Xerox announces swingeing job cuts

Struggling copier vendor Xerox has outlined plans for further job cuts and the divesting of several business interests in a bid to claw back its financial stability.

Struggling copier vendor Xerox has outlined plans for further job cuts and the divesting of several business interests in a bid to claw back its financial stability.

The vendor did not specify the number of job losses, but officials said it would "substantially reduce the number of positions at the company". The plans are part of an attempt to save $1bn in costs over the next year.

The restructuring deal follows a similar plan earlier this year when Xerox announced it would axe 5200 jobs. The vendor said yesterday that it would also sell assets valued at between $2bn and $4bn.

It is already in talks to sell its 50 per cent stake in Fuji Xerox for a reported $1.84bn, and is looking for joint venture partners for its Palo Alto research centre and inkjet printer business.

Xerox also released its third-quarter results, which amounted to a loss of $167m, compared with a profit of $339m last year. The figures included a $55m charge related to Xerox's Mexican subsidiary. Turnover fell by 3.7 per cent to $4.46bn from $4.63bn a year ago.

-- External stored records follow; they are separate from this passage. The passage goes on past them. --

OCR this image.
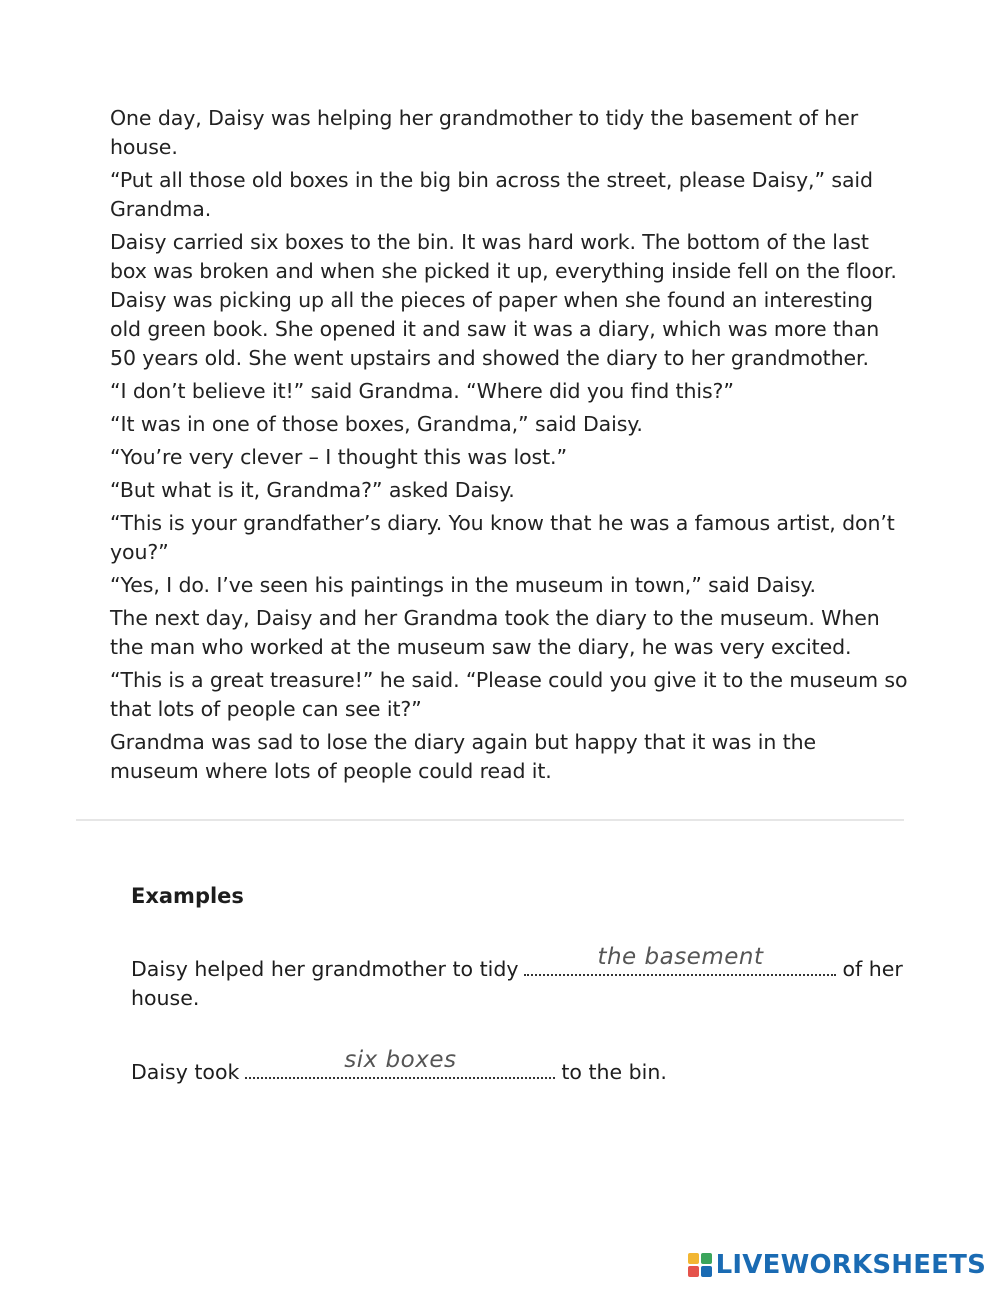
One day, Daisy was helping her grandmother to tidy the basement of her house.

“Put all those old boxes in the big bin across the street, please Daisy,” said Grandma.

Daisy carried six boxes to the bin. It was hard work. The bottom of the last box was broken and when she picked it up, everything inside fell on the floor. Daisy was picking up all the pieces of paper when she found an interesting old green book. She opened it and saw it was a diary, which was more than 50 years old. She went upstairs and showed the diary to her grandmother.

“I don’t believe it!” said Grandma. “Where did you find this?”

“It was in one of those boxes, Grandma,” said Daisy.

“You’re very clever – I thought this was lost.”

“But what is it, Grandma?” asked Daisy.

“This is your grandfather’s diary. You know that he was a famous artist, don’t you?”

“Yes, I do. I’ve seen his paintings in the museum in town,” said Daisy.

The next day, Daisy and her Grandma took the diary to the museum. When the man who worked at the museum saw the diary, he was very excited.

“This is a great treasure!” he said. “Please could you give it to the museum so that lots of people can see it?”

Grandma was sad to lose the diary again but happy that it was in the museum where lots of people could read it.

Examples
Daisy helped her grandmother to tidy	the basement	of her house.
Daisy took	six boxes	to the bin.
LIVEWORKSHEETS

Paul Allaire, chief executive at the company, said: "Our actions are centred on improved cash flow and profitability, and strengthening our strategic core. Just fixing our operational issues, although critical, is not sufficient."

Allaire said the overhaul was intended to reduce Xerox's $18bn debt. The company wants to focus most of its direct sales and document outsourcing resources at the high end of the market, he added.

Mehool Sanghrajka, managing director of Xerox reseller MPC, said the vendor has to support its channel more if it wants to get out of trouble. "Xerox has gone direct as a reaction to the success of Dell, but its business model does not support the change. It does not recognise the value resellers could add. It sees us as box shifters and is paying the price."